I would restate your observation as follows. The machinery of partial
functions and definite description in a logic with undefinedness, such
as STTwU and the IMPS logic, is no more than a convenience. In fact,
any theory in a logic with undefinedness can be translated into an
equivalent theory in the corresponding standard logic by eliminating
the use of nonpredicate functions and definite description.
Nonpredicate functions are represented as you noted with predicates,
and definite descriptions are unwound as B. Russell noted in his
famous paper "On Denoting". A logic with undefinedness is thus just a
convenient version of the standard logic from which it was
derived.
Bill
===========================================================================
Date: Wed, 14 Jan 2004 11:34:05 +0100 (CET)
From: Josef Urban <urban@ktilinux.ms.mff.cuni.cz>
To: <mizar-forum@mizar.uwb.edu.pl>
Subject: Re: [mizar] Formalizing undefinedness
Dear prof. Farmer,
> I interpret the statement
>
> x/y = 1 implies x = y
>
> as saying that, if there are two values x and y whose quotient is 1,
> then the two values are equal -- which is obviously true. This
> seems to me to be the simplest, most natural interpretation.
I think I understand this, you do not speak about _the_ quotient for
any two x,y, it is a bit like a predicate "Quotient[x,y,z]".
It seems to me now, that (at least in the first-order case) there
is no need for having any notion of "partial satisfaction" for this,
because it is cheaply translatable back to the Tarski's semantics by using
predicates.
That means that for any "partial" functor f we just state the
"functionality" ("uniqueness" in Mizar) of its graph G_f, and any
occurence of f(x,y) (e.g. in predicate P) is replaced by statement
(1) "ex z st G_f[x,y,z] & P[z]".
The only exception is the "=~" predicate, which translates to
"for z holds G_f1[x,y,z] iff G_f2[x,y,z])".
Is it correct?
With such interpretation, there is no arbitrariness (as I have thought
earlier) in having P[f(x,y)] = false, if f(x,y) is undefined - it is simply
the value of (1). Maybe I should have read your paper more carefully :-).
In Mizar this would correspond to relaxing the "existence" condition,
which now has to be proved for any new functor (meaning totality).
Actually, in the previous discussion, I argued for relaxing the
"existence" condition for types, though there the meaning is a bit
different (nonemptiness).
I think that a lot of arguments from that discussion applies, it is
certainly better, if we can prove the "existence" and know that we are
not talking about nothing, but having it as a hard-wired requirement
leads to various undesirable "cheats" in some situations.
So the final suggestion for types was to have both, and to retain the
"existence" conditions, if it is possible to give them without the
cheating, and probably also have some syntax to tell the two cases apart.
This might be done with functors too, and is simpler than marking terms.
> I don't think the "smallest undefined subterm" is well defined because
> the undefinedness of a term depends on the context of the term.
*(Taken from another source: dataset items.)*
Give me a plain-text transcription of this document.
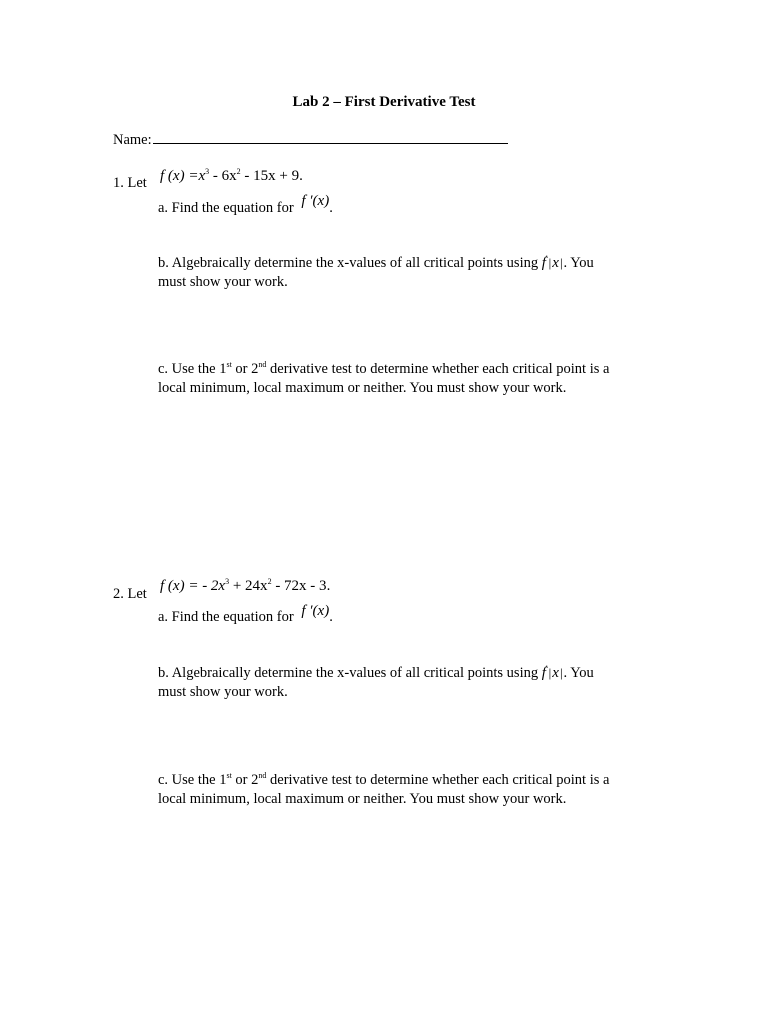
Lab 2 – First Derivative Test
Name:
1. Let f $(x) =x^3 - 6x^2 - 15x + 9$.
a. Find the equation for f ′(x).
b. Algebraically determine the x-values of all critical points using f′|x|. You
must show your work.
c. Use the 1st or 2nd derivative test to determine whether each critical point is a local minimum, local maximum or neither. You must show your work.
2. Let f (x) = - $2x^3 + 24x^2 - 72x - 3$.
a. Find the equation for f ′(x).
b. Algebraically determine the x-values of all critical points using f′|x|. You
must show your work.
c. Use the 1st or 2nd derivative test to determine whether each critical point is a local minimum, local maximum or neither. You must show your work.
For
> example, what is the smallest undefined subterm of sqrt(1 + 1/x)? It
> is 1/x if x = 0 and is the whole term if -1 < x < 0.
Yes, it would rather be "possibly undefined subterm". Your example
suggests that marking just the smallest would not be enough, and e.g. in
the retracting analogy, one would also need retracts both for arguments of
"/" and "sqrt".
Best regards,
Josef